The final TP impact seems to be +0.12% to +0.38% for fullopts.

[hez2010]

Closing as I've got everything I was curious about in this experiment.

[EgorBo]

Diffs

The final TP impact seems to be +0.12% to +0.38% for fullopts.

I think it's fine to accept a lot bigger TP regression for a proper auto-vec. The problem with your diffs (if they're correct - did CI finish?) is that they violate the memory model like I said in Discord, e.g.:

public void Double(int[] array, int size)
{
    for (int i = 0; i < size; i++)
    {
        array[i] = array[i] * 2;
    }
}

what exactly makes it legal to fold this into a SIMD loop like the diffs in your SPMI report show?
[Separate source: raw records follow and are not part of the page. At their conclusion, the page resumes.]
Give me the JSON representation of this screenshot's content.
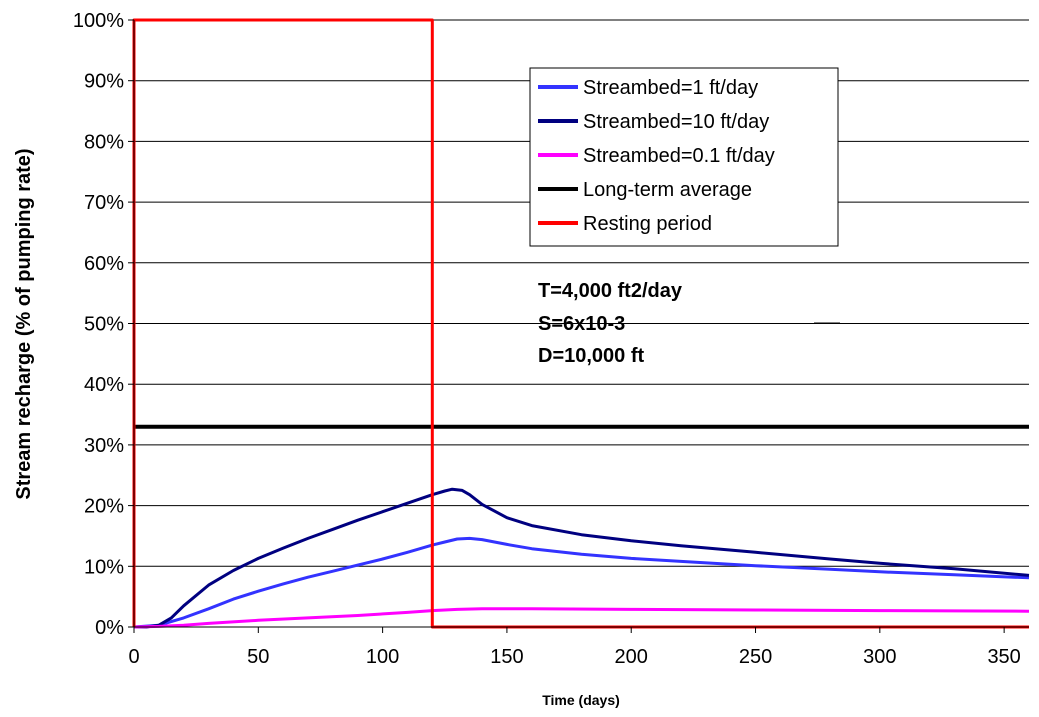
{
  "chart_data": {
    "type": "line",
    "title": "",
    "xlabel": "Time  (days)",
    "ylabel": "Stream recharge (% of pumping rate)",
    "xlim": [
      0,
      360
    ],
    "ylim": [
      0,
      100
    ],
    "x_ticks": [
      "0",
      "50",
      "100",
      "150",
      "200",
      "250",
      "300",
      "350"
    ],
    "x_tick_values": [
      0,
      50,
      100,
      150,
      200,
      250,
      300,
      350
    ],
    "y_ticks": [
      "0%",
      "10%",
      "20%",
      "30%",
      "40%",
      "50%",
      "60%",
      "70%",
      "80%",
      "90%",
      "100%"
    ],
    "y_tick_values": [
      0,
      10,
      20,
      30,
      40,
      50,
      60,
      70,
      80,
      90,
      100
    ],
    "grid": "horizontal",
    "legend_position": "top-right",
    "series": [
      {
        "name": "Streambed=1 ft/day",
        "color": "#3333ff",
        "x": [
          0,
          10,
          20,
          30,
          40,
          50,
          60,
          70,
          80,
          90,
          100,
          110,
          120,
          125,
          130,
          135,
          140,
          150,
          160,
          180,
          200,
          220,
          250,
          280,
          300,
          330,
          360
        ],
        "y": [
          0,
          0.3,
          1.5,
          3.0,
          4.6,
          5.9,
          7.1,
          8.2,
          9.2,
          10.2,
          11.2,
          12.3,
          13.5,
          14.0,
          14.5,
          14.6,
          14.4,
          13.6,
          12.9,
          12.0,
          11.3,
          10.8,
          10.1,
          9.5,
          9.1,
          8.6,
          8.1
        ]
      },
      {
        "name": "Streambed=10 ft/day",
        "color": "#000080",
        "x": [
          0,
          5,
          10,
          15,
          20,
          30,
          40,
          50,
          60,
          70,
          80,
          90,
          100,
          110,
          120,
          125,
          128,
          132,
          135,
          140,
          150,
          160,
          180,
          200,
          220,
          250,
          280,
          300,
          330,
          360
        ],
        "y": [
          0,
          0,
          0.3,
          1.5,
          3.5,
          6.9,
          9.3,
          11.3,
          13.0,
          14.6,
          16.1,
          17.6,
          19.0,
          20.4,
          21.8,
          22.4,
          22.7,
          22.5,
          21.8,
          20.2,
          18.0,
          16.7,
          15.2,
          14.2,
          13.4,
          12.3,
          11.2,
          10.5,
          9.6,
          8.5
        ]
      },
      {
        "name": "Streambed=0.1 ft/day",
        "color": "#ff00ff",
        "x": [
          0,
          10,
          20,
          30,
          50,
          70,
          90,
          110,
          120,
          130,
          140,
          160,
          200,
          250,
          300,
          360
        ],
        "y": [
          0,
          0.1,
          0.3,
          0.6,
          1.1,
          1.5,
          1.9,
          2.4,
          2.7,
          2.9,
          3.0,
          3.0,
          2.9,
          2.8,
          2.7,
          2.6
        ]
      },
      {
        "name": "Long-term average",
        "color": "#000000",
        "x": [
          0,
          360
        ],
        "y": [
          33,
          33
        ]
      },
      {
        "name": "Resting period",
        "color": "#ff0000",
        "x": [
          0,
          0,
          120,
          120,
          360
        ],
        "y": [
          0,
          100,
          100,
          0,
          0
        ]
      }
    ],
    "annotations": [
      "T=4,000 ft2/day",
      "S=6x10-3",
      "D=10,000 ft"
    ]
  }
}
Also, I inspected a few examples and noticed how it vectorized various "let's handle the remaining elements via plain loop" so presumably an auto-vec like that should rely on PGO or general assertions about the possible size

[tannergooding]

is that they violate the memory model

Notably the main issue being violating atomicity guarantees. Most hardware does not guarantee per element atomicity of general SIMD loads/stores. While Intel/AMD and Arm64 all have some subset of scenarios they will guarantee, they're typically outside what the GC allows us to assert.

The loading of Count elements up front is fine so long as it maintains single-threaded consistency, so it's safe in this example because we know array[i] cannot alias array[i+1]. This would not be safe with ROSpan<T> source and Span<T> dest, as they could overlap without being the same source.

[hez2010]

The loading of Count elements up front is fine so long as it maintains single-threaded consistency, so it's safe in this example because we know array[i] cannot alias array[i+1]. This would not be safe with ROSpan source and Span dest, as they could overlap without being the same source.

Yeah. And there's a simple conservative aliasing check to guard the overlapping cases in this prototype.